Directed multicut is W[1]-hard, even for four terminal pairs

TL;DR

The paper proves that the Multicut problem in directed graphs remains W[1]-hard even with only four terminal pairs, and also establishes W[1]-hardness for Steiner Orientation, resolving key open problems in parameterized complexity.

Contribution

It demonstrates W[1]-hardness of directed Multicut with four terminal pairs and Steiner Orientation, advancing understanding of their computational complexity.

Findings

Multicut in directed graphs is W[1]-hard with four terminal pairs.

Steiner Orientation is W[1]-hard when parameterized by terminal pairs.

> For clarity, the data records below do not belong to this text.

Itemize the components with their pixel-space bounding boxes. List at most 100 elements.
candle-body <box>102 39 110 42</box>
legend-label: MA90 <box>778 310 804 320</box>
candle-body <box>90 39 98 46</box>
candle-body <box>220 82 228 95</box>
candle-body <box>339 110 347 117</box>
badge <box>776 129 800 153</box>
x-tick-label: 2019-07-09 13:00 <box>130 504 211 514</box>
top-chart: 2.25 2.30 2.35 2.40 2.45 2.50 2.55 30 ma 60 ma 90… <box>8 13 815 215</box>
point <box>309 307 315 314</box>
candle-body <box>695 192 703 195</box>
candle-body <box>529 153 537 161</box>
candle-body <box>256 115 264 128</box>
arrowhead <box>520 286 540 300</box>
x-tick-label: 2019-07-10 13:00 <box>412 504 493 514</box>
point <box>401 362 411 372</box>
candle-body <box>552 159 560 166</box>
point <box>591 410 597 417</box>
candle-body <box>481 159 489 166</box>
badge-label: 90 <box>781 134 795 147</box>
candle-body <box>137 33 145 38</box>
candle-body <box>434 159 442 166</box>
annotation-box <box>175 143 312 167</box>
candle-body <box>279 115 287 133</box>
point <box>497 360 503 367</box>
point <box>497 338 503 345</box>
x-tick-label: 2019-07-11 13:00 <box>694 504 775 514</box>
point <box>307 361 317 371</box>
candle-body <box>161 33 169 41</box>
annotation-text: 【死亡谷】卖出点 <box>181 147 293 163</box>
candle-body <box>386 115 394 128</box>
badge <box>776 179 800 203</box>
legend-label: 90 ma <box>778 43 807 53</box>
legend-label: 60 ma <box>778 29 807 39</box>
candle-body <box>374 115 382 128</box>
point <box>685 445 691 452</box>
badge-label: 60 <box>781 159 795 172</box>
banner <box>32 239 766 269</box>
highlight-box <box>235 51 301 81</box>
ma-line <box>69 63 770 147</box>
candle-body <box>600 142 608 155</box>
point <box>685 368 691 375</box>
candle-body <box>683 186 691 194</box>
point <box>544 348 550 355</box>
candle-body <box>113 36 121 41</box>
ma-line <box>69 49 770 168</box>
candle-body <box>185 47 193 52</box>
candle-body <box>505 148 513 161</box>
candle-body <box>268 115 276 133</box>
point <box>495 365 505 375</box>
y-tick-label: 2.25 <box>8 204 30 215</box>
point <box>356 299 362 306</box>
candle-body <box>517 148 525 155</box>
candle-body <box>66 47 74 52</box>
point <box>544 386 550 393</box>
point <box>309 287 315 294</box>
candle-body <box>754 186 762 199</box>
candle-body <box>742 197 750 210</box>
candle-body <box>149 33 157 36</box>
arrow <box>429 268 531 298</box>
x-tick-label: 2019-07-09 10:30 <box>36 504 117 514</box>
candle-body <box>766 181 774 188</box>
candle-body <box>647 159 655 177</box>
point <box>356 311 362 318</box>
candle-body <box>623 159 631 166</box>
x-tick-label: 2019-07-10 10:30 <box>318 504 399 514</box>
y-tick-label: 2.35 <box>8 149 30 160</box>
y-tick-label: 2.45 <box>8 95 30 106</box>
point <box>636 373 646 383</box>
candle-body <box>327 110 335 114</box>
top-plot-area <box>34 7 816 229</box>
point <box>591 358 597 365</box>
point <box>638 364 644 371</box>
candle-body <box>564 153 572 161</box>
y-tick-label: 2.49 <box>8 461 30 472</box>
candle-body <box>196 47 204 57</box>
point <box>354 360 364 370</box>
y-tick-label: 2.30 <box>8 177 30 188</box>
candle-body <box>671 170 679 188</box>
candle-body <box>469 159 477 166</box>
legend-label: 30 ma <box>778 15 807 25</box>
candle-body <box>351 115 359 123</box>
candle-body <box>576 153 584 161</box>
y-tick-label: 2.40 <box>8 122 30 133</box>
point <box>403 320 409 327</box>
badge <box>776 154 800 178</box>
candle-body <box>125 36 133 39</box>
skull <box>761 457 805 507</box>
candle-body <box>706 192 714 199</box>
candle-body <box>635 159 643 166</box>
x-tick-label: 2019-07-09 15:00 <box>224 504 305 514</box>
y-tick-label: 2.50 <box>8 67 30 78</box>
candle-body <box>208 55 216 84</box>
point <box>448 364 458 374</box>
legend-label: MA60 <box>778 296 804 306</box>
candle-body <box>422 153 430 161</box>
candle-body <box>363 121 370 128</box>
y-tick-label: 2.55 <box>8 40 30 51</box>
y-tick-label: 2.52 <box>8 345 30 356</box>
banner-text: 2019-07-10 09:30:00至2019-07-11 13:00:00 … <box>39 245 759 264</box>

Almost completely resolves open problems in parameterized graph separation complexity.

Abstract

We prove that Multicut in directed graphs, parameterized by the size of the cutset, is W[1]-hard and hence unlikely to be fixed-parameter tractable even if restricted to instances with only four terminal pairs. This negative result almost completely resolves one of the central open problems in the area of parameterized complexity of graph separation problems, posted originally by Marx and Razgon [SIAM J. Comput. 43(2):355-388 (2014)], leaving only the case of three terminal pairs open. Our gadget methodology allows us also to prove W[1]-hardness of the Steiner Orientation problem parameterized by the number of terminal pairs, resolving an open problem of Cygan, Kortsarz, and Nutov [SIAM J. Discrete Math. 27(3):1503-1513 (2013)].